A couple pairs of skis sat on the workbench in the Outdoor Center as though they had just been pulled from a van. A box of Skittles lay tipped on its side in Slocumb. In Maxwell Savage, art supplies were lined up outside of the school store ready to be shipped by Alex. I saw a dog walker or two, heard the distant thwack of someone hitting golf balls into a net, saw darkened dorm rooms and shades pulled down - all of it a reminder that we are not together.
But then again…everywhere there are signs that we are coming together in new ways. On WebEx, Zoom, Instagram, in texts, emails, and videos we are forging new connections. Art supplies will be unpacked and new art made in your homes around the globe, labs will be assigned and completed outside of Shirley Hall, math classes will include the family dog at times, recordings will happen outside the recording studio. This Hornet Nation will swarm into this new way of learning. Some of it will be uncomfortable, some of it will be surprising, some of it will be delightful. I think all of us will grow this term, and we will grow best by doing what we always do at Proctor: support one another. Yes, much of this on-line learning feels like a solo journey, but a lot of it continues to be collaborative. That’s what we want. It’s what we do.

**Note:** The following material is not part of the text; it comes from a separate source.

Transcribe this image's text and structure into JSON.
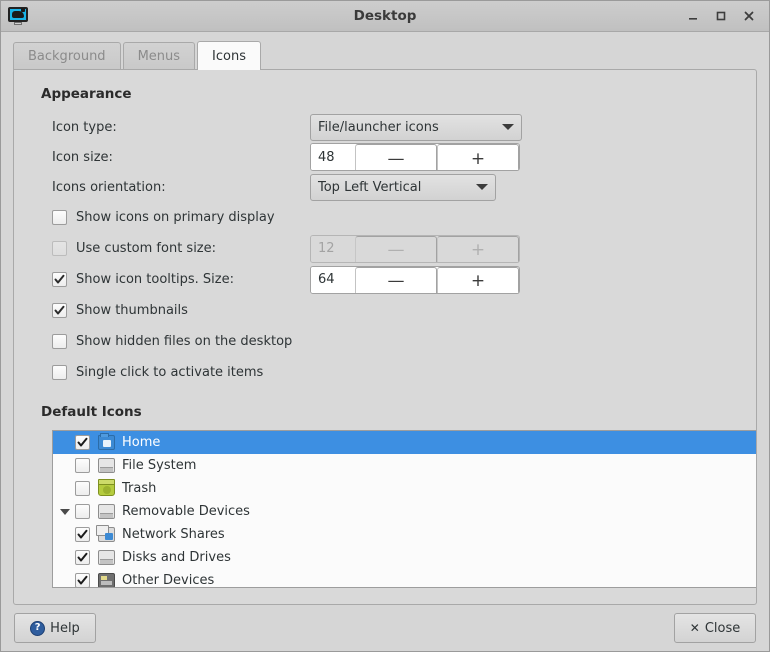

By the time you get this, the first day of on-line classes will be a wrap. The glitches, the broken conversations, the jagged experience of some classes - surely there were those moments - will hopefully be overwhelmed by the sense of starting back up as a community. And while I’d like to think we will get back together on campus this term, back together so we can overtly see all that binds us, and I’d love to think that there will be a graduation, (and maybe we will all be under the big tent together at the end of May), the probability of that happening is starting to dim. It hasn’t disappeared, but it’s getting tough to imagine that the “all clear” will come anytime soon. This matters, and it is hard to contemplate, but what matters more is that we continue on with this journey of living and learning, exploring new ways to come together even if only virtually in small groups and as community.

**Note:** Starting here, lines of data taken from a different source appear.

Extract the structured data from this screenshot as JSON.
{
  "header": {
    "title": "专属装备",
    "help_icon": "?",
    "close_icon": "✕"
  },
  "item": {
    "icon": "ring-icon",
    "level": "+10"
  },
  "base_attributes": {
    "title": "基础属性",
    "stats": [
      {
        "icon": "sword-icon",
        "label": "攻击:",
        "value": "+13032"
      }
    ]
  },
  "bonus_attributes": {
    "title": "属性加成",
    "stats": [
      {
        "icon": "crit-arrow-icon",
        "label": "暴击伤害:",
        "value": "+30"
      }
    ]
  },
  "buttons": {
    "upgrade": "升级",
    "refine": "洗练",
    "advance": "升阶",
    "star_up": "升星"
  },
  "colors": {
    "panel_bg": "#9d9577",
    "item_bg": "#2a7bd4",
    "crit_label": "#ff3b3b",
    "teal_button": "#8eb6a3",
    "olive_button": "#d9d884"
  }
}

In the long run, this is a temporary state. Whether in three months or twelve months, this will diminish. Eventually it will pass. One of the things we will discover, or rediscover, is that sometimes it is the thing that we can’t see that we need to be most mindful of, which we know all too well these days for a virus like COVID-19, but which we must also remember as true for many of the sustaining components of our lives such as faith, family and community.
We miss each of you, wish we could have you back on campus right now, but together we can still make this a great term. You can help hold our community together, and as we have seen you lead by example on campus, we know you can now take up a similar role off campus. In WebEx classes, absolutely, but also in your advisory meetings, your extra help sessions, and your afternoon activities. You can set the pace, create the tone, continue to build your legacy. Rarely have we seen a class with your kind of spirit, and if we have to go through a disruption like this current one, I can’t think of a better class to step up to the challenge than the class of 2020.
On behalf of all of us at Proctor, thank you, and we miss you!